To use illicit drugs and alcohol on a social basis means you partake in the consumption of either when part of a group. Parties, celebrations, and other gatherings often call for a drink or a dose of something to get things going.
But when does a social lubricant become a dependency? You need to be careful when it comes to using drugs, even if it’s only on occasion. If you must rely on a substance to function normally in any capacity, it may be considered a form of a substance abuse disorder. Put simply, if you can’t attend a social gathering without at least having a buzz or a high, it’s no longer social use.
Social use is also a term someone may use to cover up their desire to get drunk or high. Many will attend parties and social gatherings so that they have a reasonable excuse to do so. A substance abuse disorder is not limited to someone who gets high alone or hides it from the world. Those who regularly go out to use drugs are just as likely to be struggling with addiction.
How about social influence and drug use?
Social influence and peer pressure are significant reasons people start using drugs. Young people and adults are likely to begin using drugs and alcohol.
However, we can’t view peer pressure and social influences as someone deliberately pressuring a person to do something. It comes in many forms, and merely seeing a group of people doing something together inspires one to partake to fit in.
Furthermore, the need to fit in doesn’t only come from interactions in waking life. Seeing those you admire, such as celebrities and other social figures who use drugs or alcohol, can shape one’s desire to partake. That’s not exactly news; people have always done or tried things because their heroes have. The only difference is that our exposure to celebrities increases each day due to social media.
Believe it or not, social media plays a significant role in one’s desire to use drugs and alcohol. An interesting study conducted by National Center on Addiction and Substance Abuse at Columbia University shows that images or videos of alcohol consumption on social media directly correlate with one’s actions offline.
In other words, positive depictions of alcohol consumption on the internet are likely to influence teenagers to drink more. We can certainly draw the same conclusion regarding drugs, not just alcohol.
Are you popular if you do drugs?
It’s human nature to desire fitting in and increasing your popularity. During adolescence, we are especially vulnerable to the idea that using drugs will positively influence our popularity.
It is valid to the extent that the use of drugs and alcohol will gather others’ attention. Those who enjoy using the same substances view it as having something in common and are likely to interact with you because of it.
However, that doesn’t necessarily mean using will make you more popular. Furthermore, any attention it generates can be damaging.
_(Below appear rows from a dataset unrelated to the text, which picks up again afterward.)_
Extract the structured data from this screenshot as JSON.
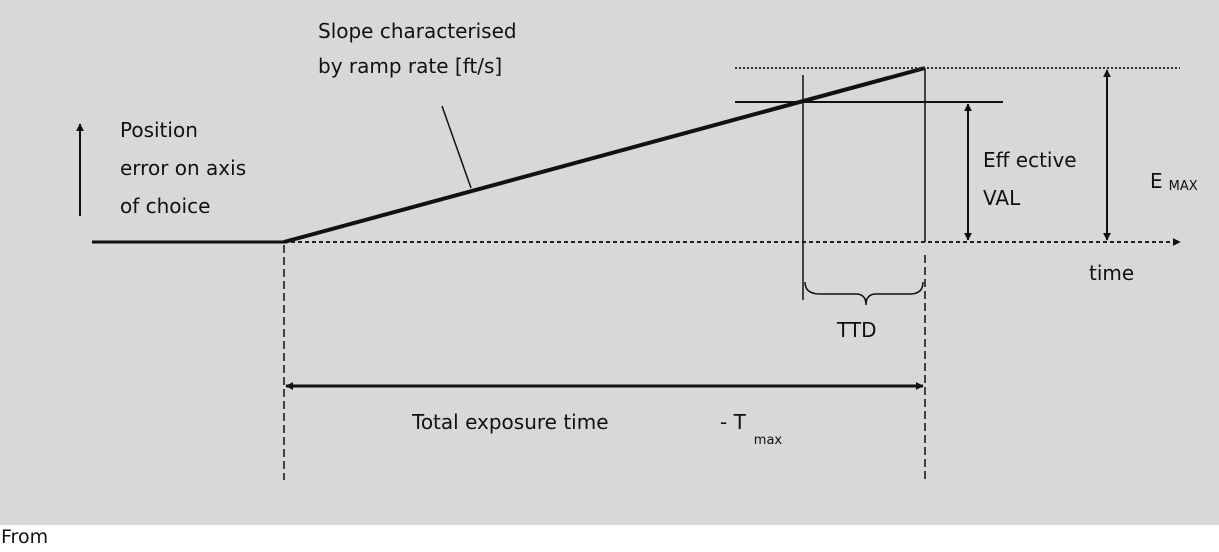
{
  "diagram": {
    "slope_label": [
      "Slope characterised",
      "by ramp rate [ft/s]"
    ],
    "y_axis_label": [
      "Position",
      "error on axis",
      "of choice"
    ],
    "effective_val_label": [
      "Eff ective",
      "VAL"
    ],
    "emax_label": "E",
    "emax_subscript": "MAX",
    "time_label": "time",
    "ttd_label": "TTD",
    "exposure_label": "Total exposure time",
    "tmax_label": "- T",
    "tmax_subscript": "max"
  },
  "footer_text": "From",
  "colors": {
    "background": "#d8d8d8",
    "ink": "#111111",
    "page": "#ffffff"
  }
}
You should also know that young people using drugs and alcohol to generate popularity are likely to lead to significant issues later in life. A study conducted by Child Development on 184 teenagers shows that the majority deal with social life issues or substance abuse disorders in their 20’s.
We can’t just limit the idea of using drugs to become popular solely to teenagers, though. Adults can feel the very same pressure. It can be tempting to use drugs or alcohol to fit in with coworkers and so forth. Sure, it might seem harmless to have a little bit at a work gathering, but it’s just as likely to create more problems than it’s worth.
As tempting as it is to use drugs to improve one’s social life, it can have some adverse effects. There may be some immediate benefits to breaking the ice and getting the attention you crave, but it’s just as likely to destroy the relationships you value most.
Drug abuse is taxing on personal connections with others. Changes in behavior and self-destructive tendencies aren’t something those who are close to you appreciate, and you can wind up feeling more alone than ever if you’re not careful.
In short, drugs are not the answer to improving your social life. Believing so and acting on it can be a slippery slope to significant problems.